Toward a new generation of user groups
There's something about the nationwide wave of DSL customer service disaster stories that has touched a nerve. All over the Internet, sites and organizations are popping up to battle the big carriers over rotten DSL service, and, while they're at it, a lot of other problems as well.
If you haven't had the chance, check out a few of the following: www.ihatethephonecompany.com, www.consumersvoice.org, www.findbetterservice.com, www.xdslresource.com, www.uswestsucks.net (and its sister site, www.tsewq.com -- that's Qwest spelled backward).
Some of these sites and groups can be crude or amateurish, and as always there's potential for infiltration and manipulation by rivals to whatever carrier is being criticized. (Example: www.voicesforchoices.org, a new, slightly-too-slick anti-Bell organization with the telltale AT&T listed among its members.)
Still, there's a lesson for the old-line business telecom user groups in this grass-roots anger: You gotta find out what keeps people up at night and make those your issues to attack. As it happens, this lesson may have to be learned by a whole new generation of user groups. The old generation, literally going back more than 50 years, is now almost moribund.
The last to stumble is the International Communications Association (ICA), a once-prestigious organization founded in 1948 that brought together billions of dollars of corporate telecom spending power to serve as the voice of the user.

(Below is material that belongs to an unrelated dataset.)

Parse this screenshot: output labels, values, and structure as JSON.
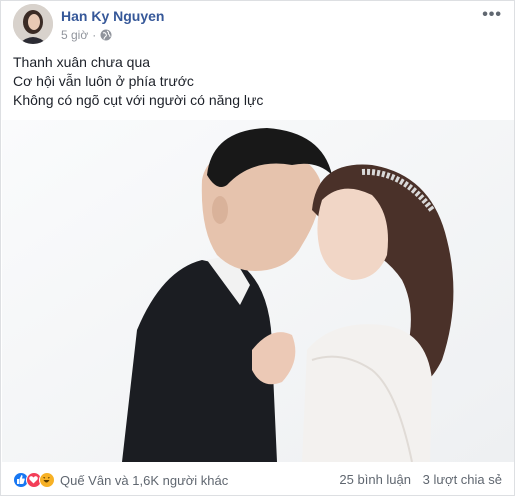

Now after years of slow decline, the ICA is scrambling to find a place for its annual meeting, having been all but booted out of the SuperComm trade show.
The reasons for ICA's troubles -- following similar woes of several other groups mentioned in the article -- are rooted in a sense of policy inertia. As this column has warned in the past, ICA has continued to focus on extremely old-fashioned voice telecom issues right on through the Internet revolution. With no apparent attempt to really probe its members' opinions, ICA has mostly injected itself in largely intercarrier debates having to do with the formulas under which carriers pay each other for access and universal service.
All this has happened while, right under its nose, a veritable installation and provisioning crisis for everything from asymmetric DSL service for the residential user to OC-3 links for the Fortune 100 have overwhelmed carriers mired in energy-sapping mergers, divestitures and other assorted reorganizations.
The next group that comes along to represent business voice and data users should consider demanding meetings with carrier CEOs, not just joining in Washington alliances to make me-too filings before the Federal Communications Commission. But even in Washington, government officials anxiously await briefings by genuine user groups backed by strong internal research and, dare I say it, a bit of passion.
New FCC Chairman Michael Powell has admitted he's spent so much time since 1997 as an FCC commissioner listening to rival groups of vendors argue the issues that he sometimes loses track of where the real user benefit lies. Anyone available to help Mr. Powell out?